Several Educator's Guides have been produced by COSEE SE, various Sea Grant organizations and others.
In 2004, the Louisiana Sea Grant published the Louisiana Clean Marina Guidebook. The guidebook provides an overview of actions that marine industry professionals can take to protect water and air quality. It is written for managers of full-service marinas. The recommendations contained within, however, are equally applicable to marinas with limited services as well as marine contractors. Marinas that adopt a significant proportion of the best management practices suggested within this guidebook will be eligible to be recognized as a Louisiana Clean Marina.
Programs such as the Barataria National Estuary Program and Lake Pontchartrain Basin Foundation typically have a beach clean-up event annually. In 2004, the Beach Sweep and Inland Waterway Clean-Up event was coordinated by the Louisiana Department of Environmental Quality, Litter Reduction and Public Action program in conjunction with The Ocean Conservancy, other federal and state agencies and private companies with the help of citizens who wanted to be actively involved. During the 2004 Louisiana Beach Sweep and Inland Waterway Cleanup, 2,045 volunteers came to clean up shorelines and waterways. Volunteers covered 72 miles, picking up 68,394 debris items that weighed 56,619 pounds. The 2005 Louisiana Beach Sweep and Inland Waterway Cleanup were cancelled due to Hurricanes Katrina and Rita. In Louisiana, cigarettes, food wrappers, and plastic beverage bottles accounted for over one quarter of all the debris items collected (LDEQ).
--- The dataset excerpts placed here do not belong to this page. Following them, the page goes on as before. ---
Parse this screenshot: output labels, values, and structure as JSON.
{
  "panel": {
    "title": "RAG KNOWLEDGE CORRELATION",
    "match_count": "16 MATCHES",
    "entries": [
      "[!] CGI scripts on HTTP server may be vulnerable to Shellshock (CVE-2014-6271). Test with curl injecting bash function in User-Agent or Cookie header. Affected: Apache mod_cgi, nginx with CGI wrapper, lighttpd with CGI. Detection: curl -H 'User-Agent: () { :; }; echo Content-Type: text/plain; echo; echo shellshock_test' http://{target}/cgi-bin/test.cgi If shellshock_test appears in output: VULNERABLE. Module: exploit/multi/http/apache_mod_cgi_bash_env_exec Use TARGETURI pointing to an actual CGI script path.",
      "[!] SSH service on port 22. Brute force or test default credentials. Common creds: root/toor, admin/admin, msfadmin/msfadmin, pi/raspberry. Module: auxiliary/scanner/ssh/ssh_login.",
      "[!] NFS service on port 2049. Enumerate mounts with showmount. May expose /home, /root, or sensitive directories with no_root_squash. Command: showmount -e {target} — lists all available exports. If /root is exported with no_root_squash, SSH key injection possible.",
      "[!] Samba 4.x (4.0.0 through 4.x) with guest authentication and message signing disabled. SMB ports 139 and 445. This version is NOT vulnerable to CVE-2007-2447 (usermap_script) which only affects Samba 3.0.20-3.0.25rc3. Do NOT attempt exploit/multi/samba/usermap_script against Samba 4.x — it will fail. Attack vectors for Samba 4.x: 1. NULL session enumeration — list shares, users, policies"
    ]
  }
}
The five U.S. Gulf of Mexico States — Alabama, Florida, Louisiana, Mississippi, and Texas — formed the Gulf of Mexico Alliance in 2004 to increase regional collaboration and enhance the ecological and economic health of the Gulf of Mexico region. The Alliance is focused on the following priority areas:
In addition, the Gulf of Mexico Alliance is deeply concerned about the potential environmental impacts of the BP oil spill incident on the Gulf Coast region. Each Gulf state is implementing an emergency response plan, and due to the strong Gulf States alliance, agencies are coordinating to address the uncertain future of the region in the wake of the oil spill. Ongoing activities of the Alliance will support future mitigation actions related to water quality and the habitats impacted by this incident.
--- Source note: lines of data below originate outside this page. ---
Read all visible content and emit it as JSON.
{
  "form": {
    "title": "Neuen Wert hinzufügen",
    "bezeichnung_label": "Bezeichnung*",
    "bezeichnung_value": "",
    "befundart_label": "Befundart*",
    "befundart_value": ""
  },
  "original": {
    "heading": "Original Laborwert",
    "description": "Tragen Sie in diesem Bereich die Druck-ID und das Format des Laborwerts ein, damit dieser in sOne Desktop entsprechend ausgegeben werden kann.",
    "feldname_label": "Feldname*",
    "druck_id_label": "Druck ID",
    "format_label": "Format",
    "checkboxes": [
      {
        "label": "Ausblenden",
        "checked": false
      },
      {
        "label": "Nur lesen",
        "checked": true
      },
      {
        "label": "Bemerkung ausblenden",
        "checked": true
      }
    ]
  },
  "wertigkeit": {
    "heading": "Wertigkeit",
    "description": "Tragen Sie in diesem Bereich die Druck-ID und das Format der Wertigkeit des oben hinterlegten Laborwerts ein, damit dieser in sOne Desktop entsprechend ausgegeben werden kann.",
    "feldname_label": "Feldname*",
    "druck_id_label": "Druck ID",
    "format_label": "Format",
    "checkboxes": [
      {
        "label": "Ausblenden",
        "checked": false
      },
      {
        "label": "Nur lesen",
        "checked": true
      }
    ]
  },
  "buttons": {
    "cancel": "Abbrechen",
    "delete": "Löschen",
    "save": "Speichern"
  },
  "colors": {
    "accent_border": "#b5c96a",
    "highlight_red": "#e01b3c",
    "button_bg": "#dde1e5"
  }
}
EPA has compiled several NPS (Nonpoint Source) Outreach Products that are a selection of television, radio, and print products on nonpoint source pollution that have been developed by various agencies and organizations around the country. They are good examples of outreach in the mass media. Also see What You Can Do.
NOAA, in partnership with the U.S. Environmental Protection Agency, International City/County Management Association and Rhode Island Sea Grant, will be releasing, in August 2009, a first-of-its kind interagency guide that adapts smart growth principles to the unique needs of coastal and waterfront communities. Smart Growth for Coastal and Waterfront Communities builds on existing smart growth principles to offer 10 coastal and waterfront-specific guidelines that help manage development while balancing environmental, economic, and quality of life issues.
USGS' Great Lakes Beach Science website has a nationwide database that contains greater than 1200 citations for publications directly and indirectly pertaining to recreational water quality intended for access by the general public and scientific community. It is a fully searchable, downloadable bibliography that has been categorized into major study topics.